In basic words Remote Code Execution is a vulnerability that allows attackers to access a system and read or delete their contents, make changes etc.

What is LFI ?

In basic words Local File Inclusion is used by attackers to trick the web application into exposing or running files on the web server. It can lead to information disclosure, remote code execution, or XSS. LFI occurs when an application uses the path to a file as input. If the application treats this input as trusted, a local file may be used in the include statement.

What are Logs ?

A log file is a computer generated data file that contains information about usage patterns, activities, and operations within an operating system, application, server or another device.

What is vsftpd.log file ?

It is use to trace malicious activity facilitated by the FTP service, it must be configured to ensure that all commands sent to the ftp server are logged using the verbose vsftpd log format. The default vsftpd log file is /var/log/vsftpd. log. Basically it keeps the track of the login activity or failed login attempts on the FTP server.

What is auth.log file ?

It contains system authorization information, including user logins and authentication mechanism that were used.

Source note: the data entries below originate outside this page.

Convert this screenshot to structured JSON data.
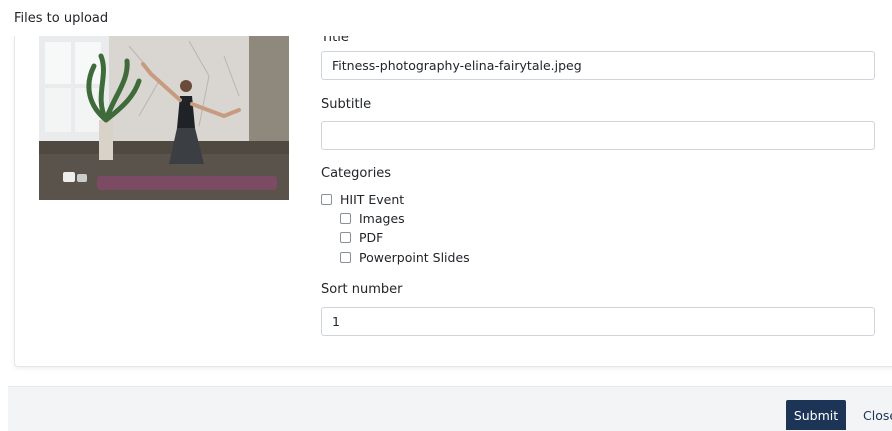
{
  "page": {
    "heading": "Files to upload"
  },
  "form": {
    "title_label": "Title",
    "title_value": "Fitness-photography-elina-fairytale.jpeg",
    "subtitle_label": "Subtitle",
    "subtitle_value": "",
    "categories_label": "Categories",
    "categories": [
      {
        "label": "HIIT Event",
        "checked": false,
        "level": 0
      },
      {
        "label": "Images",
        "checked": false,
        "level": 1
      },
      {
        "label": "PDF",
        "checked": false,
        "level": 1
      },
      {
        "label": "Powerpoint Slides",
        "checked": false,
        "level": 1
      }
    ],
    "sort_label": "Sort number",
    "sort_value": "1"
  },
  "footer": {
    "submit_label": "Submit",
    "close_label": "Close"
  },
  "colors": {
    "primary": "#1c3557",
    "border": "#ced4da",
    "footer_bg": "#f3f4f6"
  }
}
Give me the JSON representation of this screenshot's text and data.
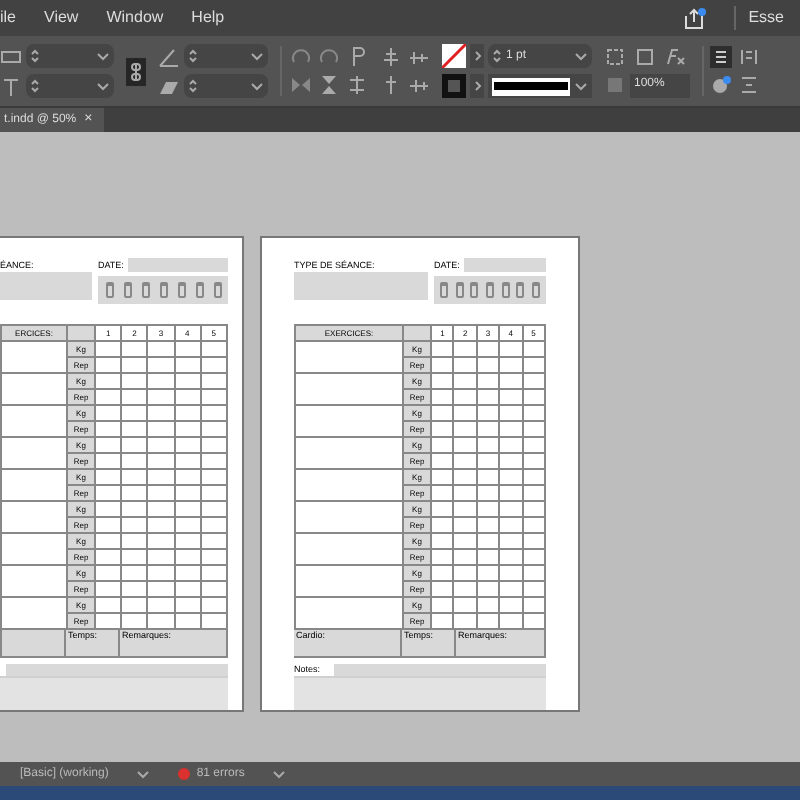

NOTE : If you want to learn more about different log files then visit - https://www.thegeekstuff.com/2011/08/linux-var-log-files/

What is log poisoning ?

Log Poisoning is a common technique used to gain a reverse shell from a LFI vulnerability. To make it work an attacker attempts to inject malicious input to the server log.

How I found this vulnerability ?

  1. I discovered an endpoint where I found Local File Inclusion

2. Then I tried to access /etc/shadow file but I didn’t get any result

3. Then I tried to access /var/log/auth.log file but no result

4. Moving further I did a nmap scan to check what are the open ports

As you can see port 21, 22 and 80 were open so I thought of doing a log poisoning on ssh login but unfortunately the /var/log/auth.log file wasn’t accessible on the web so I thought that it is not possible to achieve Remote Code Execution.

I wasn’t aware that ftp logs are saved in a different file called vsftpd.log, I thought it is also saved in auth.log so I tried to access /var/log/vsftpd.log file and was successfully able to see the contents of it on the web so now the next step was to go for a log poisoning on ftp server.

For log poisoning it was necessary to find which technologies are used by the web application in order to find a perfect payload for it, I used wappalyzer to find the technologies used and I found it was using PHP 7 and some other technologies too.

5. I tried to make fake attempts with a PHP payload as a user on the ftp server of my target which will be saved in the vsftpd.log file

Payload : ‘<?php system($_GET[‘commandInjection’]); ?>’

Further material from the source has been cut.